1996年4月28日、オーストラリア・タスマニア島の世界遺産にもなっている観光地ポートアーサー流刑場跡で起こった無差別銃乱射事件を、「マクベス」「アサシン クリード」などで知られるオーストラリアの俊英ジャスティン・カーゼル監督が映画化。事件を引き起こした当時27歳だった犯人の青年が、なぜ銃を求め、いかに入手し、そして犯行に至ったのか。事件当日までの日常と生活を描き出す。1990年代半ばのオーストラリア、タスマニア島。観光しか主な産業のない閉鎖的なコミュニティで、母と父と暮らす青年。小さなころから周囲になじめず孤立し、同級生からは本名を逆さに読みした「NITRAM(ニトラム)」という蔑称で呼ばれ、バカにされてきた。何ひとつうまくいかず、思い通りにならない人生を送る彼は、サーフボードを買うために始めた芝刈りの訪問営業の仕事で、ヘレンという女性と出会い、恋に落ちる。しかし、ヘレンとの関係は悲劇的な結末を迎えてしまう。そのことをきっかけに、彼の孤独感や怒りは増大し、精神は大きく狂っていく。「アンチヴァイラル」のケイレブ・ランドリー・ジョーンズが主人公ニトラムを演じ、2021年・第74回カンヌ国際映画祭で男優賞を受賞した。

2021年製作/112分/G/オーストラリア
原題:Nitram                                                                    映画.comより転載

 

では、社会も親もどうすればよいのか?

実話ベースというか、ほぼ実話のようです、もちろん商業映画になるよう脚色はしています、見応えもあります、でも、どういう感想を持てばよいのか、答えが出るような問題では全くないのです。

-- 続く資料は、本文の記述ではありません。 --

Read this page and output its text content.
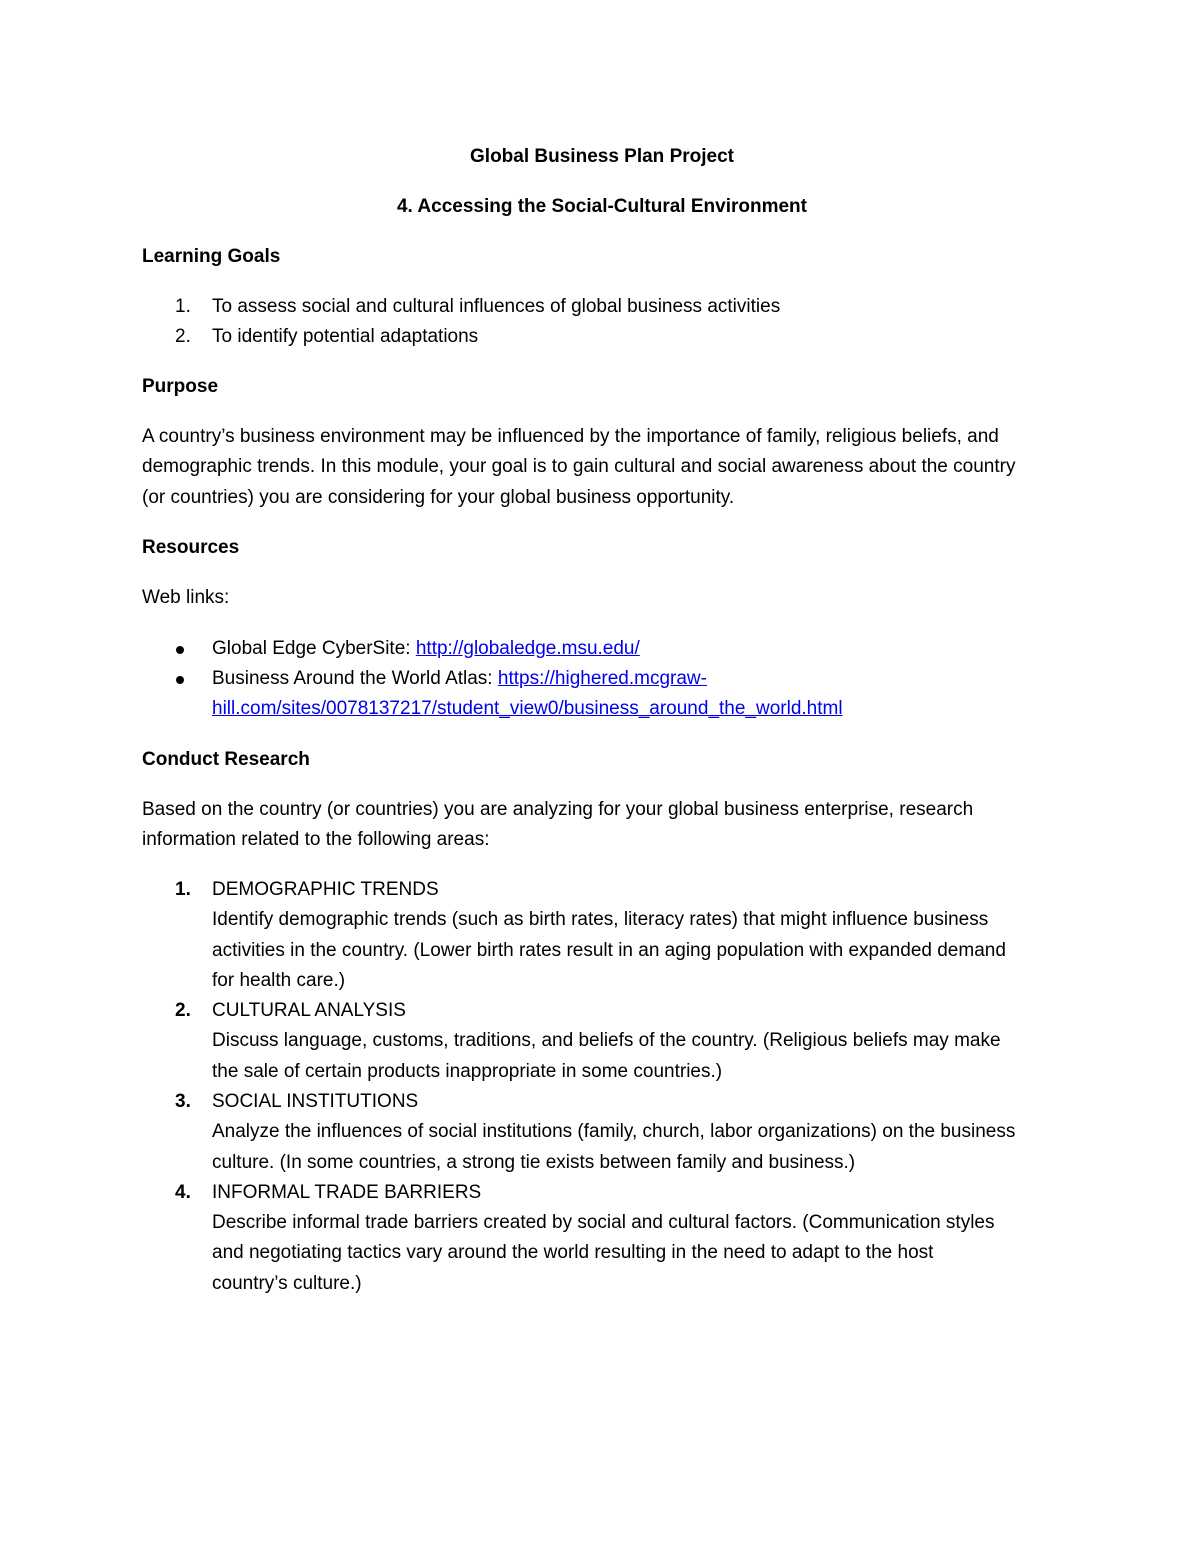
Global Business Plan Project
4. Accessing the Social-Cultural Environment
Learning Goals
1.	To assess social and cultural influences of global business activities
2.	To identify potential adaptations
Purpose
A country’s business environment may be influenced by the importance of family, religious beliefs, and
demographic trends. In this module, your goal is to gain cultural and social awareness about the country
(or countries) you are considering for your global business opportunity.
Resources
Web links:
Global Edge CyberSite: http://globaledge.msu.edu/
Business Around the World Atlas: https://highered.mcgraw-
hill.com/sites/0078137217/student_view0/business_around_the_world.html
Conduct Research
Based on the country (or countries) you are analyzing for your global business enterprise, research
information related to the following areas:
1.	DEMOGRAPHIC TRENDS
Identify demographic trends (such as birth rates, literacy rates) that might influence business
activities in the country. (Lower birth rates result in an aging population with expanded demand
for health care.)
2.	CULTURAL ANALYSIS
Discuss language, customs, traditions, and beliefs of the country. (Religious beliefs may make
the sale of certain products inappropriate in some countries.)
3.	SOCIAL INSTITUTIONS
Analyze the influences of social institutions (family, church, labor organizations) on the business
culture. (In some countries, a strong tie exists between family and business.)
4.	INFORMAL TRADE BARRIERS
Describe informal trade barriers created by social and cultural factors. (Communication styles
and negotiating tactics vary around the world resulting in the need to adapt to the host
country’s culture.)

二トラムには責任能力はなかったのかと言えば、実話でもあったとされているし、映画でもあったとしか言いようがありません。

では、彼には正常な判断能力があったのかと言えば、それは疑問だと言わざるを得ないような。

直情的で自制が効かない人格、親にも社会にも限界があり、どうすればよかったのか。

周りからバカにされかっこ悪い自分。

車に守られ銃を持ち、誰からもバカにされず強くなりたかった、というのはそうだろうと思う、そしてコンプレックスと全能感が入れ替わったのかもしれないし、そうではないのかもしれない、断定できるような描き方ではないので。

 

彼の母、彼を育てる苦悩は並大抵ではなかっただろう、彼女は息子にも社会にも心を閉ざしている、閉ざすしか生きるすべはなかったようにも見える、それを息子は敏感に感じ取っている。

 

 

彼の父、彼を温かく抱擁してくれた、でも強い人ではなかった、息子を守り切る力はなかった。

 

 

ヘレンとは恋に落ちたのではない、でもお互いが必要だったのだろう、でもその関係も自らが壊してしまった、衝動性ゆえに。

父の死、ヘレンの死が彼のブレーキを取り去ってしまい、スィッチを押すことになったのだろうが、でもじゃあどうすればよかったのか。

 

 

たぶんオーストラリアでも銃は自由には買えないと思う、免許が要るとか身分証明書が要るとか、何かの規制はあるだろう。

でも商売となると裏で簡単に売ってしまう。この事件で銃所持の規制が厳しくなったようだが、この事件の時よりも今のほうが流通している銃の数は多いらしい、闇売買も増えているのだろう。

 

二トラム=ケイレブ・ランドリー・ジョーンズ

 

本作はケイレブ・ランドリー・ジョーンズ目当てで観た。

リュック・ベッソン監督の『ドッグマン』は、ベッソン節全開の快作であったが、ケイレブ目線で観ると本作の延長上の映画のように思った、両作ともケイレブの個性と演技の上に成り立っている。

 

 

ジャスティン・カーゼル監督作は『マクベス』『アサシンクリード』両作とも劇場鑑賞しています、なんったってお気に入りのマイケル・ファスヴェンダー主演でしたので、でも暗いばかりで全く面白くなかった、同じ監督がこの映画を撮ったとはとても思えないのだけれど、日本の映画界の常識では推し量れません。